Une sage politique, respectant les susceptibilités musulmanes, a jusqu’à présent protégé l’inviolabilité de la koubba : jamais aucun chrétien, pas même les officiers, n’y est entré.

Moi, musulmane, on m’y mène, car Sidi Slimane est le grand guérisseur des malades.

C’est avec Ben Cheikh, le chef des Zoua, que je vais au tombeau du grand marabout.

Après un long corridor dallé, nous tournons à droite et nous quittons nos chaussures.

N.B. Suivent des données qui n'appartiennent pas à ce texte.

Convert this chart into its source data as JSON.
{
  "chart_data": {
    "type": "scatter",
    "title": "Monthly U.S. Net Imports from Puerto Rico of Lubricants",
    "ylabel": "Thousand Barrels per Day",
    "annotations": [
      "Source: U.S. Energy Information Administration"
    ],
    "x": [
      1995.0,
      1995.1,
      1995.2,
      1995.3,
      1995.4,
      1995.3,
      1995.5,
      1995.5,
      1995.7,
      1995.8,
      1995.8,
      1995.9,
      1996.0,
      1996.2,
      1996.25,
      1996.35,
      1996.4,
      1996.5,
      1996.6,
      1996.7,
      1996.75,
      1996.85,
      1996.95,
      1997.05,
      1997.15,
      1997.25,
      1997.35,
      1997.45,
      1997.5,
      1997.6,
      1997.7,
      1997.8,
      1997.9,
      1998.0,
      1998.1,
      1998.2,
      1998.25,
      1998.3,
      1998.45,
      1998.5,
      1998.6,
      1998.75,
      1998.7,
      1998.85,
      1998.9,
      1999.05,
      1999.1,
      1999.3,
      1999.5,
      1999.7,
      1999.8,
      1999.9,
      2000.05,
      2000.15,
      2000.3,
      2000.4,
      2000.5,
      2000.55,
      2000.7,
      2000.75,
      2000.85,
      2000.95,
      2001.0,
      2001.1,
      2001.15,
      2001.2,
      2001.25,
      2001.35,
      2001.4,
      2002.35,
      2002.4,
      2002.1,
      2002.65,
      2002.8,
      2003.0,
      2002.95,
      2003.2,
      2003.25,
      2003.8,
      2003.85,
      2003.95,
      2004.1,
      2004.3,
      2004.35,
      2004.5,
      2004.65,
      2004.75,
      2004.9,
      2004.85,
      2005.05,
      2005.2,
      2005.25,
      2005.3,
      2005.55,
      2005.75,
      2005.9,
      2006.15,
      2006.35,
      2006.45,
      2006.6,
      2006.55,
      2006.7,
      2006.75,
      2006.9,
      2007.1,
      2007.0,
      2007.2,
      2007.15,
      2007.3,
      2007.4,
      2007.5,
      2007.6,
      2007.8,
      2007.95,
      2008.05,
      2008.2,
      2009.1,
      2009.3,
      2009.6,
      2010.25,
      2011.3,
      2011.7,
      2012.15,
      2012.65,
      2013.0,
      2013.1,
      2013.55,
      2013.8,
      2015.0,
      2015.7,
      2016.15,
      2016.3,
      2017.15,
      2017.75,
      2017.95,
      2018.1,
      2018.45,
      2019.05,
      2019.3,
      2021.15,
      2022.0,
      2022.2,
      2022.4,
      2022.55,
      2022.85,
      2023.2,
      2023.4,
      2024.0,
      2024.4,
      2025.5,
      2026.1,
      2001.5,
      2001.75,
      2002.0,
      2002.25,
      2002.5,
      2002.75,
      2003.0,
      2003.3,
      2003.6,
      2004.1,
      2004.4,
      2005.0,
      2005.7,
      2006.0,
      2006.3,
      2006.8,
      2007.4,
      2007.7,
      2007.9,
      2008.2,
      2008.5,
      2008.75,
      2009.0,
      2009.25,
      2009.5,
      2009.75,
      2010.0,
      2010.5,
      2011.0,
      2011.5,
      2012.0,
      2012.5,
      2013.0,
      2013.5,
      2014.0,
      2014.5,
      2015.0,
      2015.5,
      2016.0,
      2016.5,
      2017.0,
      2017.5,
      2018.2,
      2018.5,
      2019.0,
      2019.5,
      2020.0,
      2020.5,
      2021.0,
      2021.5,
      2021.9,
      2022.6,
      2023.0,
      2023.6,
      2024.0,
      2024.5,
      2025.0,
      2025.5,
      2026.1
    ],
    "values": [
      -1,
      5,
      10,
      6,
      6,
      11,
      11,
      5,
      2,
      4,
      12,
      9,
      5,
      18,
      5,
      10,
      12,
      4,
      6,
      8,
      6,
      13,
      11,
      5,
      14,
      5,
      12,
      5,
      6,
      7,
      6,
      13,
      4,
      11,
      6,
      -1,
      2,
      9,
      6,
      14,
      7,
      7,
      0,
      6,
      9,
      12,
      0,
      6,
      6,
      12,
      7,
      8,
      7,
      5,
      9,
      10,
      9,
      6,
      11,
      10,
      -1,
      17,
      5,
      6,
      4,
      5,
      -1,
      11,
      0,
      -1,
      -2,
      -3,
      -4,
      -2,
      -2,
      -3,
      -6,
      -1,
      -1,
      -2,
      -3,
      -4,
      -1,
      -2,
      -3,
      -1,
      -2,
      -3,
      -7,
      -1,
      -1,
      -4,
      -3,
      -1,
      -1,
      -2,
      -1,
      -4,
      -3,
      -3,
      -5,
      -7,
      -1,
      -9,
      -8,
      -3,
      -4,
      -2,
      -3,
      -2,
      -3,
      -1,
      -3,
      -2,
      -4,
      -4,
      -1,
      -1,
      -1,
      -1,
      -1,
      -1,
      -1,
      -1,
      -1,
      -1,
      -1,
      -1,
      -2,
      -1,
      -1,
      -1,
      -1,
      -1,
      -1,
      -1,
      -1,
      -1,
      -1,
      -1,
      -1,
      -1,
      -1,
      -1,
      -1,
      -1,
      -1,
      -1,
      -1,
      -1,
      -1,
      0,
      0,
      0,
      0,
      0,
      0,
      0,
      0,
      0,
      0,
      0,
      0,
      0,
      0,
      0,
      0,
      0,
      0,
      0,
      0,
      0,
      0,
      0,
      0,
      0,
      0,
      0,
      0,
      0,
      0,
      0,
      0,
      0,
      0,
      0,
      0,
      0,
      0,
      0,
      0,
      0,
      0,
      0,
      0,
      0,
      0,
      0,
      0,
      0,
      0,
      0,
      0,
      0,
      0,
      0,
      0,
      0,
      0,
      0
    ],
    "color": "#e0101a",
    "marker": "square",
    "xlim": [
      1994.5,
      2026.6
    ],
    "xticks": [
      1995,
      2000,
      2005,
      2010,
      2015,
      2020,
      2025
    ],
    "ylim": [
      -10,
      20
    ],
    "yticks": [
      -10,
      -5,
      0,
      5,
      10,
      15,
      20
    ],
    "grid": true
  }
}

C’est la chapelle, sous la coupole.

Le tombeau est au milieu d’une petite salle toute blanche, mystérieusement éclairée par en haut. Il est en bois, de forme pyramidale, et recouvert de draperies de soie rouge et verte.

Comme tout en ce lieu, ces étoffes ont un grand charme de vétusté, avec leurs couleurs fanées, encore adoucies dans la pénombre bleue.

Une grille en bois ouvré, si vieux qu’il s’effrite au toucher, entoure le tombeau, l’enserrant de tout près. De lourds chapelets de bois odorant, aux grains gros comme de petites pommes, pendent aux pieds et à la tête du saint.

Une fantaisie bizarre a placé là une très haute et très antique horloge d’Europe, dont la boîte en bois est peinturlurée de fleurs naïves en cinabre, en indigo et en or.